Station Building 101: Listening Test Mark III

In the previous post, I described the second version of the listening test which I had been doing roughly monthly for the past six months. In the original listening test I only listened to ten songs from each station, and then we learned that Pandora was generating songs in sets of 3 or 4 songs. Thus, I moved to listening to ten sets of songs (30 to 40 sings total).

As I performed the September listening tests, I became slowly convinced that the player was occasionally generating two-song sets. Finally, while testing Pagan Pride (which has an eclectic mix of genres) I came across a case where two folk songs were jammed between a hard rock set and an electronica set.

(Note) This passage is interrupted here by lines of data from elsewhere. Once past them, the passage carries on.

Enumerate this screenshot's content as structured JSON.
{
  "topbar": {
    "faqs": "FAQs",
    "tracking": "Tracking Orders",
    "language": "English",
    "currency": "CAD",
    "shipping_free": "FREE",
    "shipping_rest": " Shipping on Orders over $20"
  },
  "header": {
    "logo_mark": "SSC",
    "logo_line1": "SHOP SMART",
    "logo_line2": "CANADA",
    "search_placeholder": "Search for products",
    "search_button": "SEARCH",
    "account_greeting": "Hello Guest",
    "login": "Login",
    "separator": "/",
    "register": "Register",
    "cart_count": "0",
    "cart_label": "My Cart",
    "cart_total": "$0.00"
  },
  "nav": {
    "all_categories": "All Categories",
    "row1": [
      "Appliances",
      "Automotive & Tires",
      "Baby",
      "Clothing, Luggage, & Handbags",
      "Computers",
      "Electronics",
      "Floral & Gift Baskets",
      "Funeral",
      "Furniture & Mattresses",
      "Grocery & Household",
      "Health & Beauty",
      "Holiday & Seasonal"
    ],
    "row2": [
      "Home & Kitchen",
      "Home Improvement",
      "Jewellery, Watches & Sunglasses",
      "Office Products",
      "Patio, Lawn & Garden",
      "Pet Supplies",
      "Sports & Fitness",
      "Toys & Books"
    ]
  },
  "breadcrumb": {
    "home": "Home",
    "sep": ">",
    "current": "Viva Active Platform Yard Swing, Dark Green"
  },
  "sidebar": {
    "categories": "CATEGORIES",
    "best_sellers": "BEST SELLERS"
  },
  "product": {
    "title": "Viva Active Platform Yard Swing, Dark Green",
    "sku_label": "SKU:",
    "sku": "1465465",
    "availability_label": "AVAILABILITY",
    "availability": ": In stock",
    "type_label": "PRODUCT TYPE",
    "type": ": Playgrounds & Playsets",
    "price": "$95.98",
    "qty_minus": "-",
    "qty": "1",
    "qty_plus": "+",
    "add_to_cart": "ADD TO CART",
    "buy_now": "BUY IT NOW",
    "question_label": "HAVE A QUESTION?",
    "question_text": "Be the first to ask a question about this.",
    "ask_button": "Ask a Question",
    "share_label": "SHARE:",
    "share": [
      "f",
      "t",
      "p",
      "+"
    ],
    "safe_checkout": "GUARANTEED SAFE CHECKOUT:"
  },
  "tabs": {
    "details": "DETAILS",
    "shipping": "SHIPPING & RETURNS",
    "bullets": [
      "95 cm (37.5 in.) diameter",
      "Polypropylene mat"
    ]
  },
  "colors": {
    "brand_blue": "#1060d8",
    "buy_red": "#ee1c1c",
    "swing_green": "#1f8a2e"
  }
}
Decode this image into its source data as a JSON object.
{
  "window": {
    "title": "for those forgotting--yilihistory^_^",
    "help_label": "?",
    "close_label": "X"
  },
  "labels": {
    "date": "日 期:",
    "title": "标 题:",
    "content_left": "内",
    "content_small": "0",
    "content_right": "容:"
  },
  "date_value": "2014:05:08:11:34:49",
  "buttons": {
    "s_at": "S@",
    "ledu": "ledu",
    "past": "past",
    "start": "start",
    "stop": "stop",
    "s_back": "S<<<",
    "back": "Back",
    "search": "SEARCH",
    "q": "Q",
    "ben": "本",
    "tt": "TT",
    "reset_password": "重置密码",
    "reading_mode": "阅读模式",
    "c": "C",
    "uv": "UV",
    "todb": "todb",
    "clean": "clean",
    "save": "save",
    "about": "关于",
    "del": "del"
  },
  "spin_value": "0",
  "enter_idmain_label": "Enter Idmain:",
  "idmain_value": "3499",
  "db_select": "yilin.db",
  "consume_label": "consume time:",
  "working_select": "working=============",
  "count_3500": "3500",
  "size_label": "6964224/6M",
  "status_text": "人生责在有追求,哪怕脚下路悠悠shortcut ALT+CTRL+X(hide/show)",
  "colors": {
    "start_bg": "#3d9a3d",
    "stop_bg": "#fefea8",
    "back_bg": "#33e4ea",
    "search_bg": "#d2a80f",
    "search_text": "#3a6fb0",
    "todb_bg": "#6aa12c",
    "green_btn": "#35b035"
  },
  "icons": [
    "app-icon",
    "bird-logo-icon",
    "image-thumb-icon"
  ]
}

I e-mailed Tom Conrad, and he confirms that the selection algorithm is now occasionally generating 2-song sets. I've been seeing less value in trying to identify the sets anyway, and so I've decided to switch to listening to 40 songs from each station, and taking ten time the average song score (1 for up, 0 for down, and 0.5 for neither) as the score for the station.

I'm less than halfway through this month's tests, but it appears that the selection algorithm has once again been improved. It would not surprise me if the average station score is up an additional 0.5 since July's increase of a full point. My Grrrlpower station scored an astonishing score of 9.5 with no thumbs-down and four non-thumbed up tracks in 34 songs.

I began to wonder what we might be losing in these changes since my satisfaction has been increasing so consistently. It seems to me that the stations might not be exploring as much new material, and so I've started roughly tracking the number of new tracks that are being played. I can't do it exactly since, clearly, I can not remember every track that has ever played on each station. Nevertheless, a track that already has a thumb-up has clearly been played before, and I'm pretty certainly that if I'm motivated to give a track a thumb up or a thumb down, then it's most likely new since I would have have had the same motivation the first time I heard it. And so I've begun to track the percent of new tracks being played and the percentage of new tracks that get a thumbs-up. So far over five stations the % New has run from 16% to 39% and the % Good|New (% of Good given that a track is New) is all over the map from 23% on Pagan Pride to 83% on O, Wow the Moon.